# Batch of deer jerky and summer sausage



## zzerru (Nov 27, 2012)

First batch finished curing after 24hr and time to get it drying/smoking. I'm doing this batch with hickory. I made this batch a bit sweet and hot by adding in some sugar/maple syrup and hot sauce instead of Worcestershire.








curing







Loaded onto racks







In the smoker

First batch is done and out of the smoker. Not as much maple flavor as I wanted but it has the right amount of heat.













Summer sausage is next up. Just over 20lbs of summer sausage ready to go in the smoker tomorrow AM.







Prepped and ready to go. 













Will post up end product after it finishes smoking tomorrow.


----------



## coffee_junkie (Nov 28, 2012)

They both look great! The jerky looks nice and soft, just the way I like it. Did you use a cure or just brine the jerky?


----------



## roller (Nov 28, 2012)

Nice !


----------



## woodcutter (Nov 28, 2012)

Nice job on the jerky!


----------



## driedstick (Nov 28, 2012)

Loooks great so far do you need my address I do som FREE sample tasting for ya.


----------



## zzerru (Nov 28, 2012)

coffee_junkie said:


> They both look great! The jerky looks nice and soft, just the way I like it. Did you use a cure or just brine the jerky?



I cured it with insta cure no. 1. When I started making jerky 6-7 years ago, I started with Kutas' recipe for the basis and have just modified it according to the flavor I wanted each time.


----------



## zzerru (Nov 29, 2012)

Took around 27 hours to get the sausage finished due to cold temps outside, so I was doing it in batches. Slightly sweet from hickory/cherry blend and hard cider in the water pan. Very tasty!































Thanks for watching.


----------



## diesel (Nov 29, 2012)

Nice job.  And great pictures.  

Aaron.


----------



## shoneyboy (Nov 29, 2012)




----------



## redheelerdog (Nov 29, 2012)

Really Nice  
	

	
	
		
		



		
		
	


	





 Looks fantastic!


----------



## driedstick (Nov 30, 2012)

Looks great - Good job


----------



## bluebombersfan (Nov 30, 2012)

NICE!!!  Great job!!!  Did you use a kit for the Summer Sausage?


----------



## zzerru (Nov 30, 2012)

I use the recipe from Kutas. I once tried a "German Sausage" kit from Cabelas when i was first staring out. It was so bland i've never tried using a kit again. Every time my jar of seasoning blend gets low i refill it after making sausage and that helps me save time/hassle/errors because i dont have to measure each ingredient.


----------



## bluebombersfan (Dec 1, 2012)

zzerru said:


> I use the recipe from Kutas. I once tried a "German Sausage" kit from Cabelas when i was first staring out. It was so bland i've never tried using a kit again. Every time my jar of seasoning blend gets low i refill it after making sausage and that helps me save time/hassle/errors because i dont have to measure each ingredient.

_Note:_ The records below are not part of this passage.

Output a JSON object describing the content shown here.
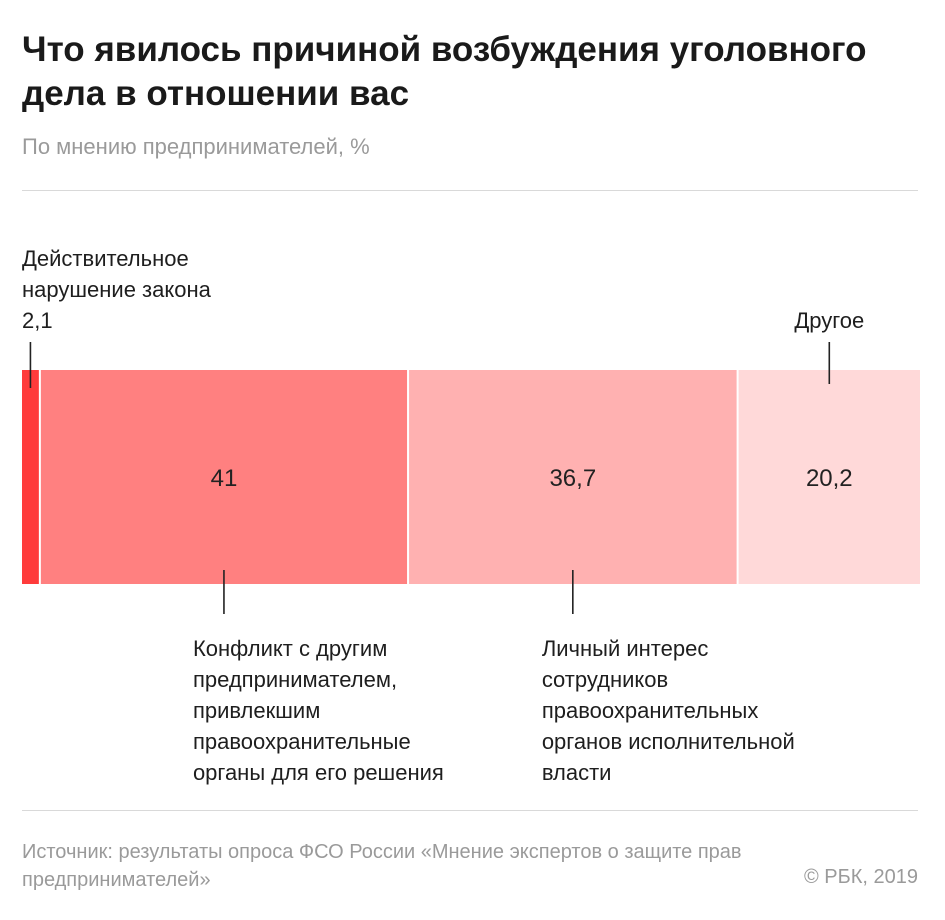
{
  "header": {
    "title": "Что явилось причиной возбуждения уголовного дела в отношении вас",
    "subtitle": "По мнению предпринимателей, %"
  },
  "chart_data": {
    "type": "bar",
    "orientation": "stacked-horizontal-100",
    "segments": [
      {
        "label": [
          "Действительное",
          "нарушение закона"
        ],
        "value": 2.1,
        "value_text": "2,1",
        "color": "#ff3b3b",
        "label_position": "top",
        "value_inside": false
      },
      {
        "label": [
          "Конфликт с другим",
          "предпринимателем,",
          "привлекшим",
          "правоохранительные",
          "органы для его решения"
        ],
        "value": 41,
        "value_text": "41",
        "color": "#ff8080",
        "label_position": "bottom",
        "value_inside": true
      },
      {
        "label": [
          "Личный интерес",
          "сотрудников",
          "правоохранительных",
          "органов исполнительной",
          "власти"
        ],
        "value": 36.7,
        "value_text": "36,7",
        "color": "#ffb1b1",
        "label_position": "bottom",
        "value_inside": true
      },
      {
        "label": [
          "Другое"
        ],
        "value": 20.2,
        "value_text": "20,2",
        "color": "#ffd9d9",
        "label_position": "top",
        "value_inside": true
      }
    ],
    "xlim": [
      0,
      100
    ]
  },
  "footer": {
    "source": "Источник: результаты опроса ФСО России «Мнение экспертов о защите прав предпринимателей»",
    "copyright": "© РБК, 2019"
  }
}
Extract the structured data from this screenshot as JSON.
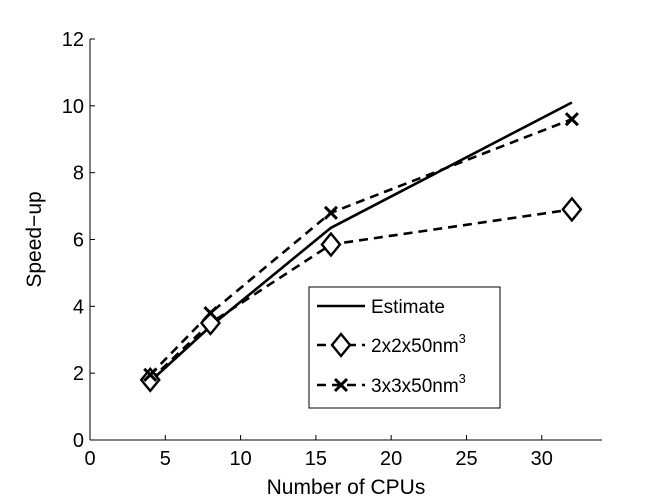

Is that the Smoked Venison Summer Sausage recipe?


----------



## shannon127 (Dec 1, 2012)

zzerru said:


> Took around 27 hours to get the sausage finished due to cold temps outside, so I was doing it in batches. Slightly sweet from hickory/cherry blend and hard cider in the water pan. Very tasty!
> 
> 
> 
> ...


Now that looks amazing!!!


----------



## zzerru (Dec 2, 2012)

Yep, that recipe with some modifications.


----------